Joining the DGA can be a complex, harrowing and lengthy ordeal. Unless you are lucky enough to be Grandfathered in, you'll need to "count days". Grandfathering is when you are working on a project, and it "turns" union. You were already part of the project and the DGA will include you into it's fold. However, this is not always a golden ticket, and there are stipulations surrounding this too. For more information on grandfathering, please contact your local DGA office - then wish on a star.
I will quickly mention that another way of getting into the DGA is to go the route of "DGA Trainee". This is an 'elite' program where individuals learn the fine art of being an assistant director, then after a few years - they are in. The catch here is that you would join as an assistant director - not a UPM.
For the more practical minded, "counting days" is what you'll most likely end up doing. There is no shame in this (or at least I'll keep telling myself that, because it's what I did). As an overview, there is what's called a "qualifications List" and to get onto this list you need to perform the functions of a UPM (with all the proper documentation/proof) for 400 days. These days have a split of 25%/75% between Prep & Wrap / Shooting. Which means, 300 days are on the set shooting days, and the rest are counted for pre- and post-production. You need to gather these days on NON-DGA projects. For example, you work an a project for 6 weeks of prep, 32 shoot days and a week of wrap - you can reduce prep and wrap days by 35 and shoot by 32, which leaves you with 65/268 days to go. Good luck, you're almost there. Don't fear - many people have done it. It took me almost six years - but here I am.
Well, not quite. Here's another technicality. Once you gain a 25%/75% split totaling 120 days, you are able to join as a "Third Area QL". This means you can work anywhere in the world, except Southern California and New York (here's a map). However, you are still a member of the guild no matter where you are listed.
All of the rules and oversight to counting days is managed by the DGACA, DGA Contracts Administration.
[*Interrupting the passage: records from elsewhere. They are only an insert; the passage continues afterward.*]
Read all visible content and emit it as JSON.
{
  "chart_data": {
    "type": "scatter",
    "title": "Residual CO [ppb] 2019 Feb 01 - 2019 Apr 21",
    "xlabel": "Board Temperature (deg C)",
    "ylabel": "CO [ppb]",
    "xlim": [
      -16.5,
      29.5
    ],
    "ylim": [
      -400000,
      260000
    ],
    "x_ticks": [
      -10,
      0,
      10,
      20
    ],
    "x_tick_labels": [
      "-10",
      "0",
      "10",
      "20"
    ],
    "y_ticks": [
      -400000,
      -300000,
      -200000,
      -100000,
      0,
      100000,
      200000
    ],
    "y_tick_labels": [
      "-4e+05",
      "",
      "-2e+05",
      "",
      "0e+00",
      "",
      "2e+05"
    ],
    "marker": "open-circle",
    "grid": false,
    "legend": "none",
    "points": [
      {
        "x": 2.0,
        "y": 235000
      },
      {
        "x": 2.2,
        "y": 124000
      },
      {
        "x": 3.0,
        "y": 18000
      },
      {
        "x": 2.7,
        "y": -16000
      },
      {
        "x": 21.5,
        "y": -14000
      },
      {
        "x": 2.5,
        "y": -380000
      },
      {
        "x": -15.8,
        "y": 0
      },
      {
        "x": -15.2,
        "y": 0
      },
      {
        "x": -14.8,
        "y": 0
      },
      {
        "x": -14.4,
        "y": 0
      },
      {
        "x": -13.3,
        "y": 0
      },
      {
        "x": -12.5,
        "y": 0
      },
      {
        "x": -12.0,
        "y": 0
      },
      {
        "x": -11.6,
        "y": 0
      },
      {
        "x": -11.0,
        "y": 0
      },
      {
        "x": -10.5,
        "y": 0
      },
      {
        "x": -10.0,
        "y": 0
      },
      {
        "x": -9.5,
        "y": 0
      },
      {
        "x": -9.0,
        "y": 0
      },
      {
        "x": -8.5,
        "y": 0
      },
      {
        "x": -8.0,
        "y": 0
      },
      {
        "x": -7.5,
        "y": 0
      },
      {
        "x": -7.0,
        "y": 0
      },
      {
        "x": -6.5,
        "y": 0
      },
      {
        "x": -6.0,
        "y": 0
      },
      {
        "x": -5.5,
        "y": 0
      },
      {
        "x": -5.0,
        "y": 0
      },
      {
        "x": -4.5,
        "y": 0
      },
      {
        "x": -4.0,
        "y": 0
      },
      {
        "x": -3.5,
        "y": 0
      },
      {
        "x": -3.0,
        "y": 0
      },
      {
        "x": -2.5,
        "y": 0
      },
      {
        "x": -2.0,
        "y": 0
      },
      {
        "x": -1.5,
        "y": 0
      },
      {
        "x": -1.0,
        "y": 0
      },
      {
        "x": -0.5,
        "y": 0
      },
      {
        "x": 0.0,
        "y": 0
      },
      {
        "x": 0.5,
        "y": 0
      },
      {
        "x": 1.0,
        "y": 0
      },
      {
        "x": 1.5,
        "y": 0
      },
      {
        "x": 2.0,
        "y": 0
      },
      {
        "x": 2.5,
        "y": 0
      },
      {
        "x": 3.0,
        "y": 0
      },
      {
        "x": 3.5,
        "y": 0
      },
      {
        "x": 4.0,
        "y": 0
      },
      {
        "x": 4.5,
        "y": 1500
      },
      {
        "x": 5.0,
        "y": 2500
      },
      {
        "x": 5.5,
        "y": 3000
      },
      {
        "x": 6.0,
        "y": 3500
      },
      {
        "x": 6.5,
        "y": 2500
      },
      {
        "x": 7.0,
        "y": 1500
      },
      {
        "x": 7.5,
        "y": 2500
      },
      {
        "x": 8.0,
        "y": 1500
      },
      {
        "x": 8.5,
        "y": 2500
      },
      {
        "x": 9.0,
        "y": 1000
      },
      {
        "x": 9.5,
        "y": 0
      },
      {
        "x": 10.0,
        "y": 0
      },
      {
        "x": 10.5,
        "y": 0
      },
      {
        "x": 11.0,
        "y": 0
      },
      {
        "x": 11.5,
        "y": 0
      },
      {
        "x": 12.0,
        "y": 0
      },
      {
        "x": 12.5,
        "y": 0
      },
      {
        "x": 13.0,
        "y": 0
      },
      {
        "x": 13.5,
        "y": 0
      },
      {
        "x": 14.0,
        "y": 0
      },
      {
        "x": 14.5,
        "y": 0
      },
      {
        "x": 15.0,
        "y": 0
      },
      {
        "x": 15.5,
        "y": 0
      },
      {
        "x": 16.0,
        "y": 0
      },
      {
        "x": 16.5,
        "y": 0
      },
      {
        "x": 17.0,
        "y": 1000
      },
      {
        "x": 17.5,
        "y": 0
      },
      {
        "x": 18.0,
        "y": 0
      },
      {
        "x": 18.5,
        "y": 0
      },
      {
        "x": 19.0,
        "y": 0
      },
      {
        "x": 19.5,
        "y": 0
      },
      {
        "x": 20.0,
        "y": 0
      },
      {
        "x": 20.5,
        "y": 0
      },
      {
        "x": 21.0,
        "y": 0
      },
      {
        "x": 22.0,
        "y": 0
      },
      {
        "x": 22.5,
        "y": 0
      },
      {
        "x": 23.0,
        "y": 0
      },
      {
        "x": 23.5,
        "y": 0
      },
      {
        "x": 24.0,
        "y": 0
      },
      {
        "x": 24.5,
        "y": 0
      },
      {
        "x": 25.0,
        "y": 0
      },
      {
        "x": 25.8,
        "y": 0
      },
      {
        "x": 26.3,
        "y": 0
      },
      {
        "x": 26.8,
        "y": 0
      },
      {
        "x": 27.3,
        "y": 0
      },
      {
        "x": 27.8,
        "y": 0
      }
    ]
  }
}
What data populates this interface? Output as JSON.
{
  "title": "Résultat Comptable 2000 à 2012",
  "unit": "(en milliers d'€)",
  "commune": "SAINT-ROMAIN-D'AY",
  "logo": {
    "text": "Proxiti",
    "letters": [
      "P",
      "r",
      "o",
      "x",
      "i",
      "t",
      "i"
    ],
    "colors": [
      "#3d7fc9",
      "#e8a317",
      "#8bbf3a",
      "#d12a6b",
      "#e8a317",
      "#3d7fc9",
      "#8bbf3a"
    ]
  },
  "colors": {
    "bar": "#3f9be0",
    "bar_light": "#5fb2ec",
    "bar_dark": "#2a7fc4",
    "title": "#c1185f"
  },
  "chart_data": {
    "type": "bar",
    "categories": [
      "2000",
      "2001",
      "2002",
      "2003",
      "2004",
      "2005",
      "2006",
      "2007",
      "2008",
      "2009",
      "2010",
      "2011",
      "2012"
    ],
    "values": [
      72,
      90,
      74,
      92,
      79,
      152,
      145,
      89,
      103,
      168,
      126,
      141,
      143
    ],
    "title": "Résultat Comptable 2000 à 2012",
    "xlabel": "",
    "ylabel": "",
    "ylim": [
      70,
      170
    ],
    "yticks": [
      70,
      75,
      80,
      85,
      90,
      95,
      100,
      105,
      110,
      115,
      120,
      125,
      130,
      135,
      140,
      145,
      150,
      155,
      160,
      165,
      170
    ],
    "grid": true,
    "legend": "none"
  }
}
Not to be confused, the DGACA is not actually part of the DGA, they work semi-autonomously.
THE PRODUCERS GUILD
The Producers Guild of America (PGA) is the other group which covers the entire "producing team". This definition inherently encompasses everyone from the Executive Producer down to the Production Coordinator, which sticks the UPM and Line Producer somewhere in the middle. It's an important note to make in the beginning that the PGA does not officially recognize the Line Producer position, and while membership is allowed based on UPM work, the PGA does not actually represent UPM's, other than to acknowledge they are an integral part of the producing team.
Why? Because the PGA is not part of the Collective Bargaining Agreement, they have no real jurisdiction over the DGA UPM.
Regardless, the PGA is a fantastic group and resource to network and share information. They, like the DGA, offer many educational opportunities for the membership. Joining the PGA is a little easier, however - you still need verifiable credits.